Cette photographie témoigne de la manifestation « 100 peintres pour 100 artistes », organisée à Paris le 14 novembre 1981 par l’Association internationale pour la défense des artistes (AIDA). Dans le cadre de sa campagne pour les « 100 artistes argentins disparus », 90 plasticiens et deux collectifs (le Front des artistes plasticiens {FRAP} et L’imagier) ont peint 100 banderoles de 2 x 3 m chacune (format horizontal ou vertical). Ces œuvres, destinées à être convoyées en manifestations, visaient à interpeller visuellement et émotionnellement le public sur le sort des disparus de la dictature civico-militaire argentine (1976-1983).

Les styles, variés (expressionnisme, figuration narrative, abstraction lyrique), incluaient des slogans, des portraits de disparus comme le romancier Haroldo Conti, ou des références à des chefs-d’œuvre de l’histoire de l’art comme La Création d’Adam de Michel-Ange. Les thématiques, au libre choix des artistes, étaient tout aussi éclectiques, même si la violence (guerre, censure, enfermement, torture, disparition) et ses conséquences (la souffrance de l’exil ou de la perte) étaient majoritaires.
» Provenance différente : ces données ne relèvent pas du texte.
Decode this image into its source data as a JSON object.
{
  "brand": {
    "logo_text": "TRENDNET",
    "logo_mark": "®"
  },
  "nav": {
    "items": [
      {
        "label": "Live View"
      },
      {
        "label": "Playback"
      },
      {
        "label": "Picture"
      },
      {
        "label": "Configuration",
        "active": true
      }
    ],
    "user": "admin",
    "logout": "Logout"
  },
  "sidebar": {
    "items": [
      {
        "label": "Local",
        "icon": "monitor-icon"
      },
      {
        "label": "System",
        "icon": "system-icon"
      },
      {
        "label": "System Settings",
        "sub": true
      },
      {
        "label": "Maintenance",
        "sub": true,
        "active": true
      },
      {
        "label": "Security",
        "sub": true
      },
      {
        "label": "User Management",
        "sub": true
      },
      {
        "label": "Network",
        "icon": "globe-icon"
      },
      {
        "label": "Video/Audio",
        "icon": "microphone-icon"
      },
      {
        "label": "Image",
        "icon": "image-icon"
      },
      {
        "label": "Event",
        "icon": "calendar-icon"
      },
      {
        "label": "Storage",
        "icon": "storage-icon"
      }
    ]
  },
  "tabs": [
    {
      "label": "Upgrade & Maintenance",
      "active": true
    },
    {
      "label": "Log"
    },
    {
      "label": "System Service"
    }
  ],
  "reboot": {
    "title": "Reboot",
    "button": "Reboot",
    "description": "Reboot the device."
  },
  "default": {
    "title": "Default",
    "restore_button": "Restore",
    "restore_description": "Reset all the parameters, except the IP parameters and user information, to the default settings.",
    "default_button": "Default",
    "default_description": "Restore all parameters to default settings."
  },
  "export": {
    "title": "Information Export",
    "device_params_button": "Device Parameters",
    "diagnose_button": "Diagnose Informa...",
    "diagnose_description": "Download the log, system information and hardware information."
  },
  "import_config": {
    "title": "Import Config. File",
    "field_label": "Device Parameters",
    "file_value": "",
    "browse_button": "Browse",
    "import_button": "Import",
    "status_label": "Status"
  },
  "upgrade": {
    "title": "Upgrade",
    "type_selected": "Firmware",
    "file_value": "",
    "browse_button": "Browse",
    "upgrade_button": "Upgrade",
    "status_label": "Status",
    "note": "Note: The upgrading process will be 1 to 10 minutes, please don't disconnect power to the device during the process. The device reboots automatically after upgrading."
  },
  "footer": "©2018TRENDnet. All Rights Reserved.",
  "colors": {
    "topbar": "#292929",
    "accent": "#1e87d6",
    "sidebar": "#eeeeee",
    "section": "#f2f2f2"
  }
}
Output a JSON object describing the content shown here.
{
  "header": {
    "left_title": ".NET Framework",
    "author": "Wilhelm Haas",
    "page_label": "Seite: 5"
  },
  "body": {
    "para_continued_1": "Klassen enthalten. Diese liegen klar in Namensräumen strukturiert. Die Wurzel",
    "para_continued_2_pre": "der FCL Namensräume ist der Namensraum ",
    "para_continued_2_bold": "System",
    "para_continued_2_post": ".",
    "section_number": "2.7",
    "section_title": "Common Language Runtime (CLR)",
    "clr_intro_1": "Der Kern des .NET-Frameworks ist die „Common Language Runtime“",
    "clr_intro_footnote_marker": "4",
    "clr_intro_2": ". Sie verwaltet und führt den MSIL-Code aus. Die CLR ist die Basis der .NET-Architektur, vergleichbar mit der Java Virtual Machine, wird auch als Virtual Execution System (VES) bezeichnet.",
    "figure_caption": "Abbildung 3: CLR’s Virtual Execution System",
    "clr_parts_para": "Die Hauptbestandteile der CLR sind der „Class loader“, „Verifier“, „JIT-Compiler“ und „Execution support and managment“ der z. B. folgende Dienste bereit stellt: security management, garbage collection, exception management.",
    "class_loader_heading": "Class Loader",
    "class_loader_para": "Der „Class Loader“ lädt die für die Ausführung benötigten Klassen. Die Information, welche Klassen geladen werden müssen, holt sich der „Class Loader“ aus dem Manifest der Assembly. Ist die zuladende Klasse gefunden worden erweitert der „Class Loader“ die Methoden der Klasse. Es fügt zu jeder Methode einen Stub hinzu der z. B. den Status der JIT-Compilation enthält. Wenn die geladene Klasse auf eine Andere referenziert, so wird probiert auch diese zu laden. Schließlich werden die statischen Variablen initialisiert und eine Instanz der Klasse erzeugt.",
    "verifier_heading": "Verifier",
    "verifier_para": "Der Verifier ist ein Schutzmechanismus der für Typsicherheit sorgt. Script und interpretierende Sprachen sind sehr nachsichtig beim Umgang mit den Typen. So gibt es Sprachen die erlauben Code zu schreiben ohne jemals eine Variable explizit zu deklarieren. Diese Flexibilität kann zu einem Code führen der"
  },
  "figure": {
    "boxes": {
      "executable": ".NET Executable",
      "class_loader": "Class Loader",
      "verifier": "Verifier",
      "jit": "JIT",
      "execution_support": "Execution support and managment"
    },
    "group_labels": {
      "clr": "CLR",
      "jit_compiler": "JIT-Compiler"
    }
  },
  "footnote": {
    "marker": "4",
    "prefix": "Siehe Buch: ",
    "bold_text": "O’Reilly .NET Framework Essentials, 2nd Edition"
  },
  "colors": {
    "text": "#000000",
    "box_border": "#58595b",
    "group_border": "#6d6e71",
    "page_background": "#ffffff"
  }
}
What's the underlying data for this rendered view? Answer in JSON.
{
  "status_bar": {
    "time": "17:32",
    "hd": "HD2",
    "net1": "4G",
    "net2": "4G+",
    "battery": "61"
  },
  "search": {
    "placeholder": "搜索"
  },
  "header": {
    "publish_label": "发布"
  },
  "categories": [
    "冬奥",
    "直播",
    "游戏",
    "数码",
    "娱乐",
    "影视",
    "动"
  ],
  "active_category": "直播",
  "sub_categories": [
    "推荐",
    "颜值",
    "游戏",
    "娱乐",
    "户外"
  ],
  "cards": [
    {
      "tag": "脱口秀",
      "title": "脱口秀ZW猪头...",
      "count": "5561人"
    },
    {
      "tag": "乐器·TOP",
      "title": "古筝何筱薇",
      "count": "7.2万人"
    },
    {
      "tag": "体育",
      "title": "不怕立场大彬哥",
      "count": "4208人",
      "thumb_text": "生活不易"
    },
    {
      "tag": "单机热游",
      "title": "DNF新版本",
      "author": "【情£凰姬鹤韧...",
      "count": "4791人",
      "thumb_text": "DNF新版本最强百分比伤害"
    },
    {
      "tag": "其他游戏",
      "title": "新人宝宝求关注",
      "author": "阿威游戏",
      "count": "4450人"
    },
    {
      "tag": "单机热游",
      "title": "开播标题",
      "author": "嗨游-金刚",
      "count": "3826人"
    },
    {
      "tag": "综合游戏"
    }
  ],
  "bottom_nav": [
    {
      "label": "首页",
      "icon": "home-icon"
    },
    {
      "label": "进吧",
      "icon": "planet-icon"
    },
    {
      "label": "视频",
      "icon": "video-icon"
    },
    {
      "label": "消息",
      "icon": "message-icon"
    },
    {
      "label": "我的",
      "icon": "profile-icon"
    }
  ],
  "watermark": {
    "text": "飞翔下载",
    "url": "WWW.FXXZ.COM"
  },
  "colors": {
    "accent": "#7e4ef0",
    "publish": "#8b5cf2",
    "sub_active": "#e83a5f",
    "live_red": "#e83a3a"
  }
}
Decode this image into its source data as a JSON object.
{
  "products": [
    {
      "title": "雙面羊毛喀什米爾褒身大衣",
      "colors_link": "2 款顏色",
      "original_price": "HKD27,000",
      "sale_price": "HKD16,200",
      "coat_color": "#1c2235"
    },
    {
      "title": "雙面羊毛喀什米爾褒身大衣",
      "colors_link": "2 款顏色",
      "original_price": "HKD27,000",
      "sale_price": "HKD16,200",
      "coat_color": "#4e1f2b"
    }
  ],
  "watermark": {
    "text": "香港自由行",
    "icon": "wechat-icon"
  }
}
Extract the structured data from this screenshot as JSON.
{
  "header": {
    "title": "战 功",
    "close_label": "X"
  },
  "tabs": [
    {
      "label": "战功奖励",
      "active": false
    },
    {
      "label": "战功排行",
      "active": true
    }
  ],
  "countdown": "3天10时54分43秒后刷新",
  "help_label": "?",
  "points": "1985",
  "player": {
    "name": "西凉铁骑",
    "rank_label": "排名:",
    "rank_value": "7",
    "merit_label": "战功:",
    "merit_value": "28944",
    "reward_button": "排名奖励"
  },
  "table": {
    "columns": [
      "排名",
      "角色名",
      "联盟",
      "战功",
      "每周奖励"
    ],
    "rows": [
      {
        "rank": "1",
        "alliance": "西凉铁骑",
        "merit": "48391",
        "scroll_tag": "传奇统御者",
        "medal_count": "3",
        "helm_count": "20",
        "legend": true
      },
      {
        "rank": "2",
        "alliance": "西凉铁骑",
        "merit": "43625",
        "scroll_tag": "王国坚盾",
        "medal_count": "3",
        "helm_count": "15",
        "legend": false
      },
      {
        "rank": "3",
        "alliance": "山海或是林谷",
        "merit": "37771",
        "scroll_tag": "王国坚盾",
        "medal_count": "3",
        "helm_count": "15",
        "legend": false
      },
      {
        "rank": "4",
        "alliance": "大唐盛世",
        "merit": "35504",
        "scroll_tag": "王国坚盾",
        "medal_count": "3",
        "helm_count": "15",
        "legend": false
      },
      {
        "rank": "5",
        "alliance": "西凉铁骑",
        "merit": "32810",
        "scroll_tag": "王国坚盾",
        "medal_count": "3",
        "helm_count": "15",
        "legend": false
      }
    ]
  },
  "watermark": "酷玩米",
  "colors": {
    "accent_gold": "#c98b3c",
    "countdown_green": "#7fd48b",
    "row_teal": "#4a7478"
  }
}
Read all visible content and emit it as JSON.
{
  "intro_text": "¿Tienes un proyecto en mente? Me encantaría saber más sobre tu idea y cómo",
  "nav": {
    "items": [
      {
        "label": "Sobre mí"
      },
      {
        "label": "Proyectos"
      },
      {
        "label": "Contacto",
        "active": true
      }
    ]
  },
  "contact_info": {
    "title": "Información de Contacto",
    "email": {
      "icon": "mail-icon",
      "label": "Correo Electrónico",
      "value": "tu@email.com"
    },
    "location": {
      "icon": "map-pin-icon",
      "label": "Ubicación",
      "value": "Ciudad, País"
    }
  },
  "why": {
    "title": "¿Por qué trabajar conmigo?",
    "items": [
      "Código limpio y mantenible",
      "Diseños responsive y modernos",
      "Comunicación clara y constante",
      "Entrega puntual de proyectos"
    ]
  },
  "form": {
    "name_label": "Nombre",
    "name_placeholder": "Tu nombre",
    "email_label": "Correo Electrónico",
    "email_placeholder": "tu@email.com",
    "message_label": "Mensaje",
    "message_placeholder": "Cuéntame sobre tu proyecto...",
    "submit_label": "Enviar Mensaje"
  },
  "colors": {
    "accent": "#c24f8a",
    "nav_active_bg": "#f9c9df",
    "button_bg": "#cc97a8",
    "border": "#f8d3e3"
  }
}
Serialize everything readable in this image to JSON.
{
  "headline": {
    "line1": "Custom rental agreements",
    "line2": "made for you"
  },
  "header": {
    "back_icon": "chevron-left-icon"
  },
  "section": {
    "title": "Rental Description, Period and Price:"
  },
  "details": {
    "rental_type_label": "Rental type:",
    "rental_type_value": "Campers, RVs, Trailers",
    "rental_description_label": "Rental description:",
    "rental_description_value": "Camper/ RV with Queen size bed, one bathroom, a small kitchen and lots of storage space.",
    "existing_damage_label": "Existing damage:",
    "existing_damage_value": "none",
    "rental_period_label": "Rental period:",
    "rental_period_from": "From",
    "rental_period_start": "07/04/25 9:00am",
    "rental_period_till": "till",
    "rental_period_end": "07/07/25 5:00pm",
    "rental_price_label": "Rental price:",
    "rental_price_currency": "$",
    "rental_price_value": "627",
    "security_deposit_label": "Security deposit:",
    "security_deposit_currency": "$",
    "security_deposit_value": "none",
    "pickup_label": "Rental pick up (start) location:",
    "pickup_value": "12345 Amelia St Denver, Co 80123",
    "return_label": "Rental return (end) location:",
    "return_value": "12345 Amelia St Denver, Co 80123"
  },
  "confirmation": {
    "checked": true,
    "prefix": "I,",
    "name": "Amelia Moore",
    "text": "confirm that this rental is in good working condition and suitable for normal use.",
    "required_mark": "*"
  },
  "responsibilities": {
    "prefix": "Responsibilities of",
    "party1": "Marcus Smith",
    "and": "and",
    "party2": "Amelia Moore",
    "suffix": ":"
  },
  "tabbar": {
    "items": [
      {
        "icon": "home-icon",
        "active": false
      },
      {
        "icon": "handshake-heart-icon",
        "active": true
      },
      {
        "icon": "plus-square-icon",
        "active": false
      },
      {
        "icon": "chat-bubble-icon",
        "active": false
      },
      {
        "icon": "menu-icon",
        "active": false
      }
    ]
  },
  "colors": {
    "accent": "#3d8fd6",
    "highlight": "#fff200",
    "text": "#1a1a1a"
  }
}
Contre la censure et les violences exercées par les régimes autoritaires et dictatoriaux, l’AIDA appelait à une résistance par l’art, la création et l’imagination. À côté de cette « manifestation spectaculaire », d’autres initiatives artistiques ont émergé dans de nombreuses villes de France et d’Europe : performances collectives, expositions, parfois itinérantes, ventes caritatives d’œuvres, concerts ambulants, créations musicales, représentations théâtrales, lâchers de ballons, projets éditoriaux, création de cartes postales, etc. La chercheuse argentine Moira Cristiá les présente dans son ouvrage AIDA : une histoire de solidarité artistique transnationale (1979-1985), paru dans sa version française, fin 2025, aux Publications universitaires de Lyon (cf. rubrique « Critiques » page 68).